For the record I also need to mention I'm not American and was raised Christian (although I don't consider myself one anymore).
> Again, I think you might be mistaking the effect for the cause. While it may be true that applying the lessons of the Sermon on the Mount might lead to social stability, I don't think that's what Jesus intended exactly. I don't think he was doing social engineering, rather that he was really trying to convey his ideas of what a right and moral life would be. The fact that leading good lives as individuals leads to better societies is a fortunate corollary, not the main purpose.
Then what is the purpose of leading a good life? In my mind, morality is precisely in order to stabilise society. I know we don't talk about it in those terms, but then we never really talk about the purpose behind good and evil. It's just "doing this is good, doing this is bad".
> Incidentally, if you think about it honestly, it's quite clear that Christianity didn't actually lead to particularly nice societies, once it became the politically dominant religion.
Compared to what? Today? Possibly not no (though I think we fail to acknowledge how much we lost in our transition to secularity), but compared to what came before Christianity was pretty great, as I understand. To be honest I lay a lot of the historical nastiness of Christianity at the feet of the Church rather than the teachings of Christ too, after all power does corrupt.

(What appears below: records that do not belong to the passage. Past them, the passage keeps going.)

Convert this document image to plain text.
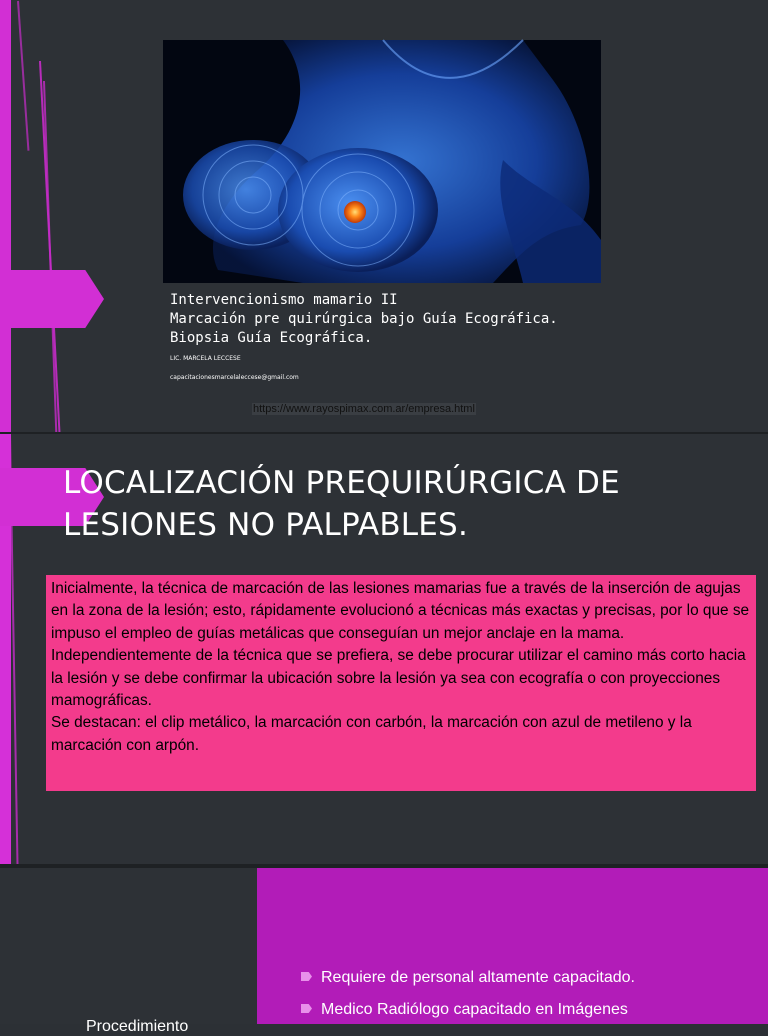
Intervencionismo mamario II
Marcación pre quirúrgica bajo Guía Ecográfica.
Biopsia Guía Ecográfica.
LIC. MARCELA LECCESE
capacitacionesmarcelaleccese@gmail.com
https://www.rayospimax.com.ar/empresa.html
LOCALIZACIÓN PREQUIRÚRGICA DE LESIONES NO PALPABLES.

Inicialmente, la técnica de marcación de las lesiones mamarias fue a través de la inserción de agujas en la zona de la lesión; esto, rápidamente evolucionó a técnicas más exactas y precisas, por lo que se impuso el empleo de guías metálicas que conseguían un mejor anclaje en la mama.

Independientemente de la técnica que se prefiera, se debe procurar utilizar el camino más corto hacia la lesión y se debe confirmar la ubicación sobre la lesión ya sea con ecografía o con proyecciones mamográficas.

Se destacan: el clip metálico, la marcación con carbón, la marcación con azul de metileno y la marcación con arpón.

Requiere de personal altamente capacitado.
Medico Radiólogo capacitado en Imágenes
Procedimiento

> For the record I also need to mention I'm not American and was raised Christian (although I don't consider myself one anymore).

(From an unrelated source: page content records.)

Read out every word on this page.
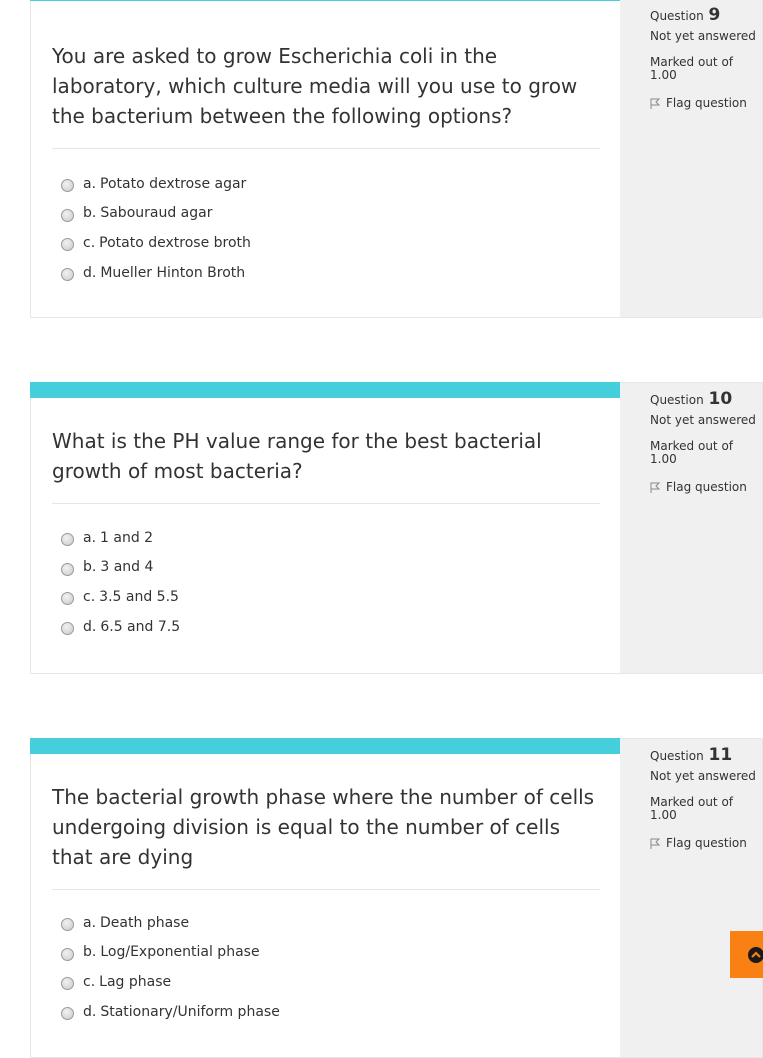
You are asked to grow Escherichia coli in the laboratory, which culture media will you use to grow the bacterium between the following options?
a. Potato dextrose agar
b. Sabouraud agar
c. Potato dextrose broth
d. Mueller Hinton Broth
Question 9
Not yet answered
Marked out of 1.00
Flag question
What is the PH value range for the best bacterial growth of most bacteria?
a. 1 and 2
b. 3 and 4
c. 3.5 and 5.5
d. 6.5 and 7.5
Question 10
Not yet answered
Marked out of 1.00
Flag question
The bacterial growth phase where the number of cells undergoing division is equal to the number of cells that are dying
a. Death phase
b. Log/Exponential phase
c. Lag phase
d. Stationary/Uniform phase
Question 11
Not yet answered
Marked out of 1.00
Flag question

I'm not either. But I do see nerd-culture (or tech-culture or whatever) as being broadly very dismissive of the value of religion, and generally having no understanding of it either. Funnily enough I was raised Atheist but am now a somewhat-practicing Buddhist.

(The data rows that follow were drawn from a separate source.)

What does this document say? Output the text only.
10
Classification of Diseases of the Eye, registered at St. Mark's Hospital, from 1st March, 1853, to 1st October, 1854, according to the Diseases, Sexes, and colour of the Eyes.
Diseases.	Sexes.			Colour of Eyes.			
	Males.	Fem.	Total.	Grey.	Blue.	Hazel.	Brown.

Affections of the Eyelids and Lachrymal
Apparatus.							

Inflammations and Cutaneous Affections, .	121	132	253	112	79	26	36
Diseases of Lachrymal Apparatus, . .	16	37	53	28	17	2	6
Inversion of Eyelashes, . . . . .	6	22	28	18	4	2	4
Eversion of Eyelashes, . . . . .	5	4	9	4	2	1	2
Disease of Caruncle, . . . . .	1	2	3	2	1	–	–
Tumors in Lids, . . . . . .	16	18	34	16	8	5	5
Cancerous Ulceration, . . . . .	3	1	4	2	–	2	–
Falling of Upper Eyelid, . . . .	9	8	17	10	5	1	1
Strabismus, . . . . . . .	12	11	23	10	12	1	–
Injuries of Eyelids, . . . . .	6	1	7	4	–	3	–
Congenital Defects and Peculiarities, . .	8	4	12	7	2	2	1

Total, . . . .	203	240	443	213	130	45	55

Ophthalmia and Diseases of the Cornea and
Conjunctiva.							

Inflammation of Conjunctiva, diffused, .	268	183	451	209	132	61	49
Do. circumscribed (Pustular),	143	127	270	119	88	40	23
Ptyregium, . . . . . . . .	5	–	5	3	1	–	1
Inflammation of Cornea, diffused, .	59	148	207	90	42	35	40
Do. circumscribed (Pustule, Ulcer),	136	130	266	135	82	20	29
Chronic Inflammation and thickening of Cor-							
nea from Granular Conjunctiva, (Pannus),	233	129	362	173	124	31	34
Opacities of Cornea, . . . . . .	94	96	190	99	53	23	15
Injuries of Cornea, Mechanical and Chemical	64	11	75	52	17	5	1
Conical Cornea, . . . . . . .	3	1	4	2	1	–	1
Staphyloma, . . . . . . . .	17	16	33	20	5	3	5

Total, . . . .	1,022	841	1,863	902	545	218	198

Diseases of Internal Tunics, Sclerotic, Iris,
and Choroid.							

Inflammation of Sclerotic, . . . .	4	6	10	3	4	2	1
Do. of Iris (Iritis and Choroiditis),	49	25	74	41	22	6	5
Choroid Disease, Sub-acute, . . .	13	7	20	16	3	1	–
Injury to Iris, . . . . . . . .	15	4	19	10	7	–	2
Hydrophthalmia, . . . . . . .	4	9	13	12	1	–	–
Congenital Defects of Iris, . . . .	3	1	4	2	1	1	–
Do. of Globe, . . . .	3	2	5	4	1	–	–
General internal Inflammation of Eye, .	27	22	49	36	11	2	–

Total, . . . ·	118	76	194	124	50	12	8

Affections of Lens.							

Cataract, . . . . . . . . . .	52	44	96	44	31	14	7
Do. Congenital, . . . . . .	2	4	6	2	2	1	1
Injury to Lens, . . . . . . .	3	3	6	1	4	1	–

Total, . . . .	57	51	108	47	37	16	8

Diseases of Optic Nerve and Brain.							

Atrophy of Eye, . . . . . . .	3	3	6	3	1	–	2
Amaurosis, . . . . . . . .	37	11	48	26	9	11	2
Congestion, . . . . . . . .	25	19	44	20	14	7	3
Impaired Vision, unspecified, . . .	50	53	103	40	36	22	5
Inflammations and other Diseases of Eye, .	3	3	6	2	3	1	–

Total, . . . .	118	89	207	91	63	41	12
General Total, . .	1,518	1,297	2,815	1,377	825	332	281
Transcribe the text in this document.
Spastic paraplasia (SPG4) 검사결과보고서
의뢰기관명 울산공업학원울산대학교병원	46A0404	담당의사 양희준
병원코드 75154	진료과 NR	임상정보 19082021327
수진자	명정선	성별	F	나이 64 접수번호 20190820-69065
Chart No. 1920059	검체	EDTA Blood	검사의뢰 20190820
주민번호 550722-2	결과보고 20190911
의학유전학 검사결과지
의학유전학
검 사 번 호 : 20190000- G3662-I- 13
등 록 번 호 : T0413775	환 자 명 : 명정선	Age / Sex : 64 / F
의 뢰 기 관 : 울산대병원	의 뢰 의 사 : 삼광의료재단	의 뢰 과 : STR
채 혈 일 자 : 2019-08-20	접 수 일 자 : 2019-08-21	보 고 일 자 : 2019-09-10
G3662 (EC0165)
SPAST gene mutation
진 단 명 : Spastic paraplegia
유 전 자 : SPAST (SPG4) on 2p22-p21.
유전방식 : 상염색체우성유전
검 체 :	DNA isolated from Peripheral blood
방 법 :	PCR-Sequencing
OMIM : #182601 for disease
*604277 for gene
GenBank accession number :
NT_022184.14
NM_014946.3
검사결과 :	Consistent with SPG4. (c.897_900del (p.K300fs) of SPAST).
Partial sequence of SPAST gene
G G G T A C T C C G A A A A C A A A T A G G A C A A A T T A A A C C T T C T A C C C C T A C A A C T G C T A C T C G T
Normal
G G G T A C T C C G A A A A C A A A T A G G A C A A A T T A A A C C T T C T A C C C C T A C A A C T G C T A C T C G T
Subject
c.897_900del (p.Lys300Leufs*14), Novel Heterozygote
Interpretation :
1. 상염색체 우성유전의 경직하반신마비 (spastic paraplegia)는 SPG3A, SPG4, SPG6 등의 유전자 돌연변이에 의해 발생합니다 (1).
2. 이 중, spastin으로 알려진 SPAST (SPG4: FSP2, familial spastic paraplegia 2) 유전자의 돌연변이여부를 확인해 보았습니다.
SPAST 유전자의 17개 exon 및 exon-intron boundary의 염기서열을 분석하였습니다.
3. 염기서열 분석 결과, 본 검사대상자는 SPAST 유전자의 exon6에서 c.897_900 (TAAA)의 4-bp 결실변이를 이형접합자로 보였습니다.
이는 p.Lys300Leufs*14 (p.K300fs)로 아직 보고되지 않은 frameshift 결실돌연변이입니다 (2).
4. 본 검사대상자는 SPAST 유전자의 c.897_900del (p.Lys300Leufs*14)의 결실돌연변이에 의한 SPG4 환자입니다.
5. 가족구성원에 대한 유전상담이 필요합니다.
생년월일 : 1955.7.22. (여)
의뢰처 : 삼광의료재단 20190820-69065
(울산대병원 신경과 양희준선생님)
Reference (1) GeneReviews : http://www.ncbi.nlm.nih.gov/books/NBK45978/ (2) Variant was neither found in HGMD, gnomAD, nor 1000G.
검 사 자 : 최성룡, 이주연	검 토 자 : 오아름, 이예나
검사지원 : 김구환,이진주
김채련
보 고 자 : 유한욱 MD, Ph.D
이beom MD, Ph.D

> Then what is the purpose of leading a good life? In my mind, morality is precisely in order to stabilise society.
The way I see it morality is an intrinsic human ability. This is not to say that all people are moral, but that all people, if they develop in a normal, stable environment, will naturally develop a certain morality that is actually not that different from one person to another. In this view morality doesn't really need to be taught and enforced by authority. Leading a good life is therefore the natural thing that people do.
> we fail to acknowledge how much we lost in our transition to secularity
I tend to agree, although for me what was lost with secularization is not so much morality, but important social institutions that fostered collaboration, charity, mutual understanding. Even when it's not lost, religion can be deeply perverted by the modern capitalist society - something like prosperity theology is an abomination to me.
> compared to what came before Christianity was pretty great
I recommend The Darkening Age[1] for a sense of just how destructive early Christianity was.
> I do see nerd-culture (or tech-culture or whatever) as being broadly very dismissive of the value of religion, and generally having no understanding of it either
Here I also tend to agree, particularly when the dismissal of religion is tied in with scientism and perhaps even classism.
I could see the opposite of that possibly arising, e.g. doing something irrational like creating a training event every 2 decades, due to belief - but the inverse makes no sense to me, what's the advantage to a society to renewing skills at 20 year cliff-edges vs. continual development? Makes less sense still in the context of Japanese kingdoms, the kingdom choosing to continually propagate skills would win.
Because skills aren't always generalisable. For the Ido shine, for example, there's a specific building skillset they use for building temples. New temples aren't built often enough to keep those skills sharp.
> training
Training doesn't impart skills unless the theoretical knowledge is actually used. What better way to use it than to build a temple?